On Sat, 15 May 2021 at 20:52, David Mertz <me...@gnosis.cx> wrote:
>
> On Sat, May 15, 2021, 3:13 PM Oscar Benjamin
>>
>> That would mean that a simple statement like x = -1.01d could assign 
>> different values depending on the context. Maybe with the new parser it is 
>> easier to change this so that an unary +/- can be part of the literal.
>
> Steven, at least, stated he assumed this decimal literal would be either 
> decimal64 or decimal128. That would remove this exact concern you state.
>
> But decimal64 behaves differently that decimal128, and both have different 
> semantics than Decimal. I don't disagree that decimal128 is a useful data 
> type, but it's definitely a wrinkle for various flavors of "decimal" to arise 
> in various ways. For example, how does this change the numeric tower?

Decimal is not really in the numeric tower:
https://bugs.python.org/issue43602

The question is really what exactly is the rationale for having a new
Decimal type? I guess it's something like:
"""
The decimal module is well suited to more advanced needs but is hard
to use for less experienced users who just want to do some simple
calculation and expect that the arithmetic should work intuitively
unlike binary floating point.
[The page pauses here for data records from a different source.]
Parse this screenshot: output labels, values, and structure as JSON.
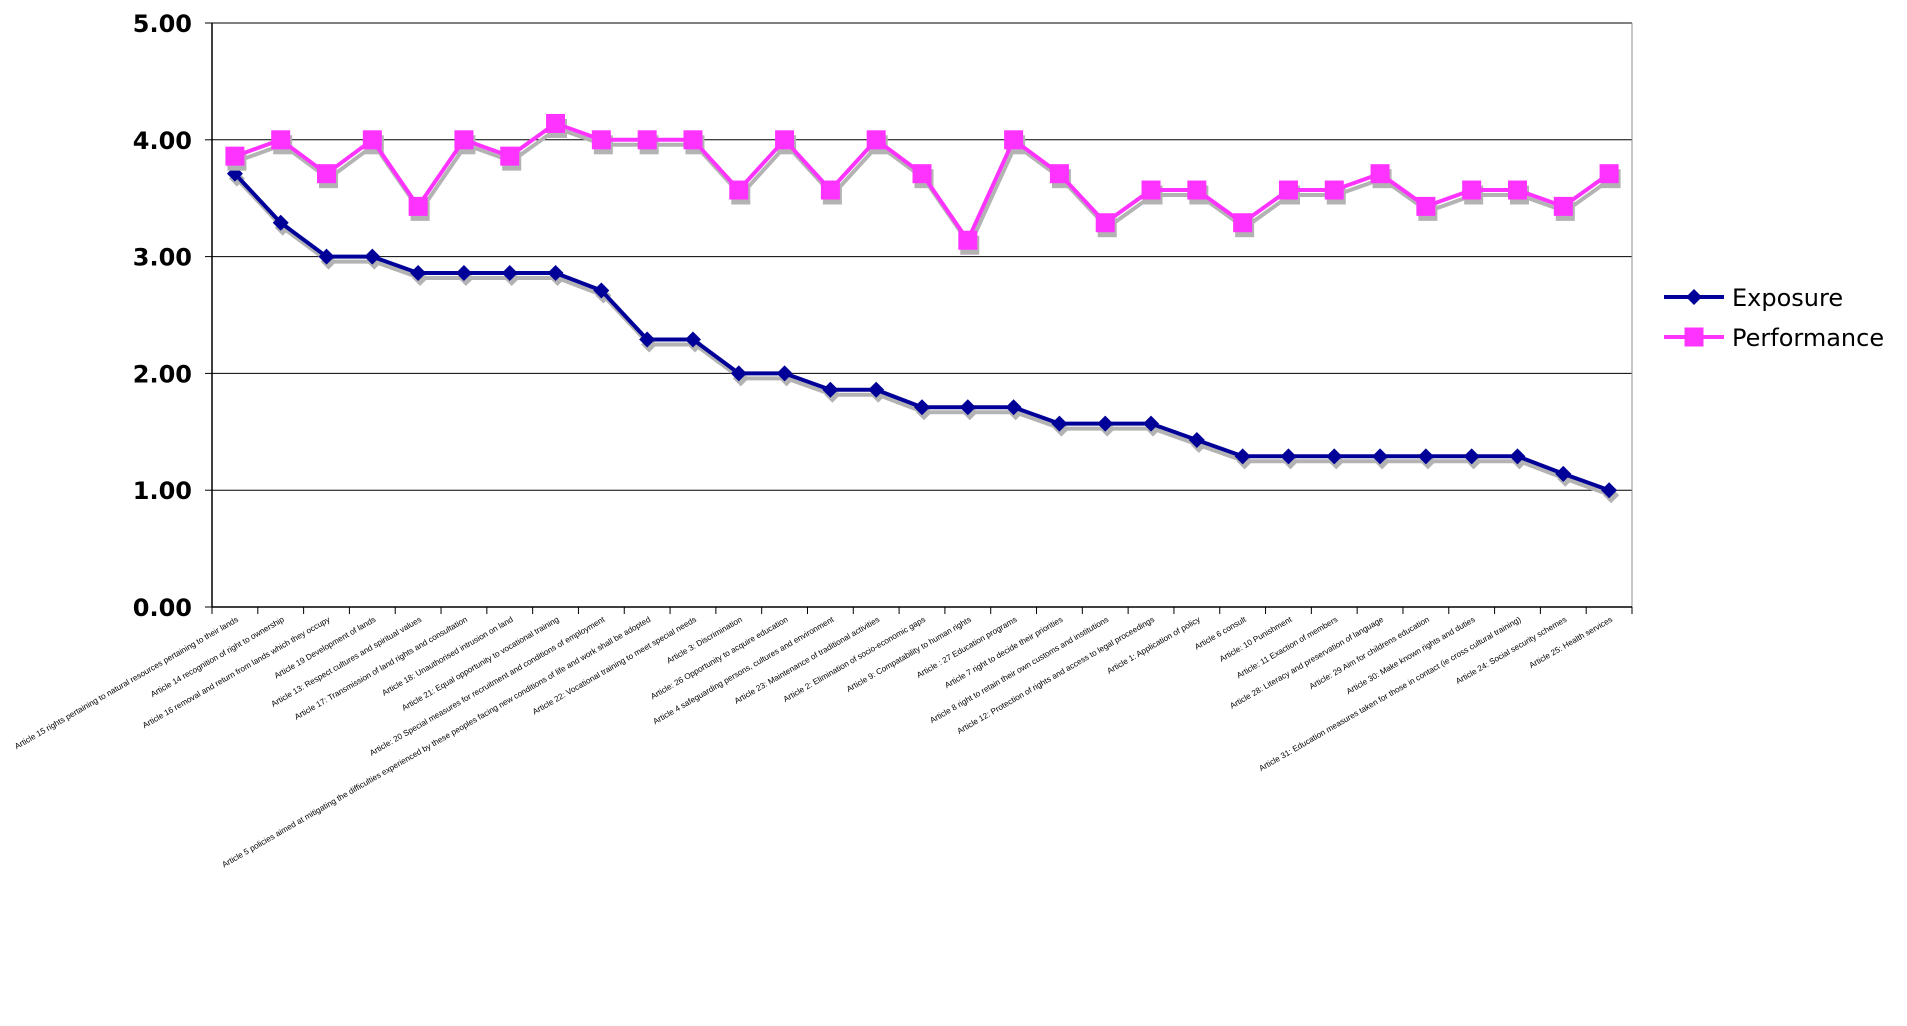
{
  "chart_data": {
    "type": "line",
    "title": "",
    "xlabel": "",
    "ylabel": "",
    "ylim": [
      0,
      5
    ],
    "yticks": [
      "0.00",
      "1.00",
      "2.00",
      "3.00",
      "4.00",
      "5.00"
    ],
    "grid": "horizontal",
    "legend_position": "right",
    "categories": [
      "Article 15 rights pertaining to natural resources pertaining to their lands",
      "Article 14 recognition of right to ownership",
      "Article 16 removal and return from lands which they occupy",
      "Article 19 Development of lands",
      "Article 13: Respect cultures and spiritual values",
      "Article 17: Transmission of land rights and consultation",
      "Article 18: Unauthorised intrusion on land",
      "Article 21: Equal opportunity to vocational training",
      "Article: 20 Special measures for recruitment and conditions of employment",
      "Article 5 policies aimed at mitigating the difficulties experienced by these peoples facing new conditions of life and work shall be adopted",
      "Article 22: Vocational training to meet special needs",
      "Article 3: Discrimination",
      "Article: 26 Opportunity to acquire education",
      "Article 4 safeguarding persons, cultures and environment",
      "Article 23: Maintenance of traditional activities",
      "Article 2: Elimination of socio-economic gaps",
      "Article 9: Compatability to human rights",
      "Article : 27 Education programs",
      "Article 7 right to decide their priorities",
      "Article 8 right to retain their own customs and institutions",
      "Article 12: Protection of rights and access to legal proceedings",
      "Article 1: Application of policy",
      "Article 6 consult",
      "Article: 10 Punishment",
      "Article: 11 Exaction of members",
      "Article 28: Literacy and preservation of language",
      "Article: 29 Aim for childrens education",
      "Article 30: Make known rights and duties",
      "Article 31: Education measures taken for those in contact (ie cross cultural training)",
      "Article 24: Social security schemes",
      "Article 25: Health services"
    ],
    "series": [
      {
        "name": "Exposure",
        "color": "#000099",
        "marker": "diamond",
        "values": [
          3.71,
          3.29,
          3.0,
          3.0,
          2.86,
          2.86,
          2.86,
          2.86,
          2.71,
          2.29,
          2.29,
          2.0,
          2.0,
          1.86,
          1.86,
          1.71,
          1.71,
          1.71,
          1.57,
          1.57,
          1.57,
          1.43,
          1.29,
          1.29,
          1.29,
          1.29,
          1.29,
          1.29,
          1.29,
          1.14,
          1.0
        ]
      },
      {
        "name": "Performance",
        "color": "#FF33FF",
        "marker": "square",
        "values": [
          3.86,
          4.0,
          3.71,
          4.0,
          3.43,
          4.0,
          3.86,
          4.14,
          4.0,
          4.0,
          4.0,
          3.57,
          4.0,
          3.57,
          4.0,
          3.71,
          3.14,
          4.0,
          3.71,
          3.29,
          3.57,
          3.57,
          3.29,
          3.57,
          3.57,
          3.71,
          3.43,
          3.57,
          3.57,
          3.43,
          3.71
        ]
      }
    ]
  }
}
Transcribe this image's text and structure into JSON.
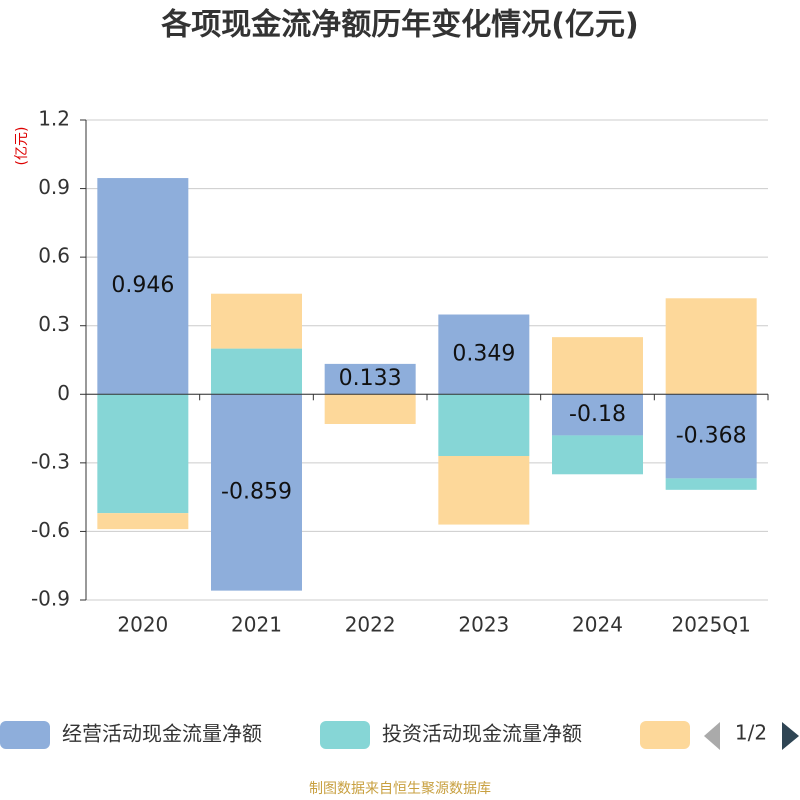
{
  "chart_data": {
    "type": "stacked_bar",
    "title": "各项现金流净额历年变化情况(亿元)",
    "y_axis_label": "(亿元)",
    "categories": [
      "2020",
      "2021",
      "2022",
      "2023",
      "2024",
      "2025Q1"
    ],
    "series": [
      {
        "name": "经营活动现金流量净额",
        "color": "#8eaedb",
        "values": [
          0.946,
          -0.859,
          0.133,
          0.349,
          -0.18,
          -0.368
        ],
        "show_labels": true
      },
      {
        "name": "投资活动现金流量净额",
        "color": "#86d6d6",
        "values": [
          -0.52,
          0.2,
          0,
          -0.27,
          -0.17,
          -0.05
        ]
      },
      {
        "color": "#fdd89a",
        "values": [
          -0.07,
          0.24,
          -0.13,
          -0.3,
          0.25,
          0.42
        ]
      }
    ],
    "ylim": [
      -0.9,
      1.2
    ],
    "yticks": [
      -0.9,
      -0.6,
      -0.3,
      0,
      0.3,
      0.6,
      0.9,
      1.2
    ],
    "grid": true,
    "legend_page": "1/2",
    "source": "制图数据来自恒生聚源数据库"
  }
}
We therefore introduce a new decimal
type that is simpler and add literal syntax for that type so that the
barrier to using decimal-based calculations is as low as possible.
"""
Then you need to consider how much easier you are really making things
e.g. 0.1d vs D('0.1'). To what extent can the "hard to use" claim be
countered by improving the docs e.g. by making a simpler explanation
of how to use Decimal for basic calculations and perhaps adding a
brief section to the tutorial?

Most importantly: who is prepared to implement and maintain any of this?

If the proposal is having 0.1d be Decimal('0.1') then that's a lot
easier than introducing a new decimal128 type. If anyone wants to take
this forward then I think that for that version of the proposal a
usable C implementation of e.g. decimal128 is what is needed. I expect
that making a conforming C implementation of decimal128 will be a lot
harder than making a C implementation of Fraction. Making a really
good implementation of either is hard but the "spec" for rational
numbers is much simpler than for decimal floating point.